Thursday, December 31, 2009

Judge: Dad "unacceptable risk of abuse" after semen found on daughter's bedsheets, but he still gets visitation and Mom can't move (Sydney, Australia)

Huh? According to Family Court Judge Rodney Burr, UNNAMED DAD poses an "unacceptable risk of abuse" to his two daughters after his semen was found on one of the child's bedsheets. I'd say. But then the same judge says Creeper Dad is still entitled to see his children regularly and Mom is barred from moving.

Who the hell says that daddies are discriminated against in family court?? I'm sure not seeing it. It's looking to me like everybody is pretty literally bending over backwards for them these days.

http://www.smh.com.au/national/family-court-orders-rehearing-20091230-ljy8.html

Family Court orders rehearing
ADELE HORIN
December 31, 2009

A FATHER found by a Family Court judge to pose an ''unacceptable risk of abuse'' to his two young daughters after his semen was found on the older child's bedsheet was nevertheless ruled entitled to see his children regularly, and the mother was ordered not to move them interstate.

The mother faced arrest for contempt of court orders after she moved her children and refused to return them to the state where the father lived.

But the full bench of the Family Court, in a decision released just before Christmas, has found the mother's case needs to be reconsidered by another judge of the Family Court.

In the interim, the court has allowed the children to stay in NSW, where the mother has remarried and has a new baby and the daughters are settled in school. The father will still be able to have supervised access to the children but he will now have to travel to NSW to do so.

Women's legal groups are pleased the full bench has overturned what they called an ''extraordinary'' decision by the single judge, Justice Rodney Burr, to make the mother return to the state where the father lived for supervised access even though he was deemed an ''unacceptable risk''. But men's groups say the decision is a setback for shared parenting laws.

Justice Burr had found the then six-year-old daughter's account of her father's ''inappropriate sexual behaviour'' to be ''compelling''. Of a police video of her testimony taken in July 2005, he wrote: ''What is witnessed is a young, open and engaging little girl relating a totally believable and persuasive account of inappropriate sexual behaviour by her father.''

As well, he accepted the evidence of a ''highly experienced'' child psychiatrist who concluded that the evidence was ''highly suggestive of the father having sexually abused at least [the older girl] and thereby having placed [the younger daughter] also in a situation of risk of future abuse''.

Justice Burr understood why the mother would adopt ''such an intensely obstructive attitude'' to the father seeing the children, given she had been privy ''first hand'' to the allegations of her daughter.

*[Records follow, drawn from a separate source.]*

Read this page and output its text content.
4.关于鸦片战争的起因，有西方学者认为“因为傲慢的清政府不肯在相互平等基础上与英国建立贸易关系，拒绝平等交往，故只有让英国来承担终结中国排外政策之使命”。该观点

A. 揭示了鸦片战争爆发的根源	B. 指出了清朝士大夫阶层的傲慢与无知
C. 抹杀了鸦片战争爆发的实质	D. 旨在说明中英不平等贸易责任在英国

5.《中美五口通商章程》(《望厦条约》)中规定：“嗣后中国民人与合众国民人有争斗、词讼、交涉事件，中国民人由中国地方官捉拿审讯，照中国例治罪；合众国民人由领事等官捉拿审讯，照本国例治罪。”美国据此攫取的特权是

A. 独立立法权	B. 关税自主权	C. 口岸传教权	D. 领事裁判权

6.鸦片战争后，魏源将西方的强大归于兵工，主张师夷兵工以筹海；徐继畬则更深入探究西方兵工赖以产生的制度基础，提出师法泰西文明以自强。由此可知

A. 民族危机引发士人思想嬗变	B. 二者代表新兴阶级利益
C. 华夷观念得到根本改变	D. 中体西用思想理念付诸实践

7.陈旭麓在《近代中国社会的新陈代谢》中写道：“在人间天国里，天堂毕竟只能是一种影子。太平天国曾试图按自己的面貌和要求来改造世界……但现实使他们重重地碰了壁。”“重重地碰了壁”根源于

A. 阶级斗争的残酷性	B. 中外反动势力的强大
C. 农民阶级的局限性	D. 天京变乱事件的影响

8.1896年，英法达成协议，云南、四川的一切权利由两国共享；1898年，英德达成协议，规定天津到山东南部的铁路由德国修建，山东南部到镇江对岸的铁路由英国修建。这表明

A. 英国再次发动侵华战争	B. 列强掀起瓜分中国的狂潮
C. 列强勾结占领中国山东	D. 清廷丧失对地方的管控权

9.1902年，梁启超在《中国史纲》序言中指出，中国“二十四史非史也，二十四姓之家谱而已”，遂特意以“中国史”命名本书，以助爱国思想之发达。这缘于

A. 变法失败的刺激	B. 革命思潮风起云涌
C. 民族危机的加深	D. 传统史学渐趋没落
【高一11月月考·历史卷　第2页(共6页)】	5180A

But he found in his decision in October last year that the children loved their father and needed a regular relationship with him through supervised visits. He did not trust the mother to facilitate contact if she was allowed to move the children to NSW.

''I am satisfied that her open defiance and blatant disobedience of previous court orders is not confined to the past,'' the judge wrote.

He also ordered the children to attend a protective behaviours program to learn how to protect themselves from unwanted sexual touching and other dangers.

The full court of three judges found Justice Burr gave inadequate regard to the father's long-term parenting capacity given the finding of ''unacceptable risk'' and he had also failed to properly consider whether it was necessary for the mother to move the children back in order for the father to have time with them.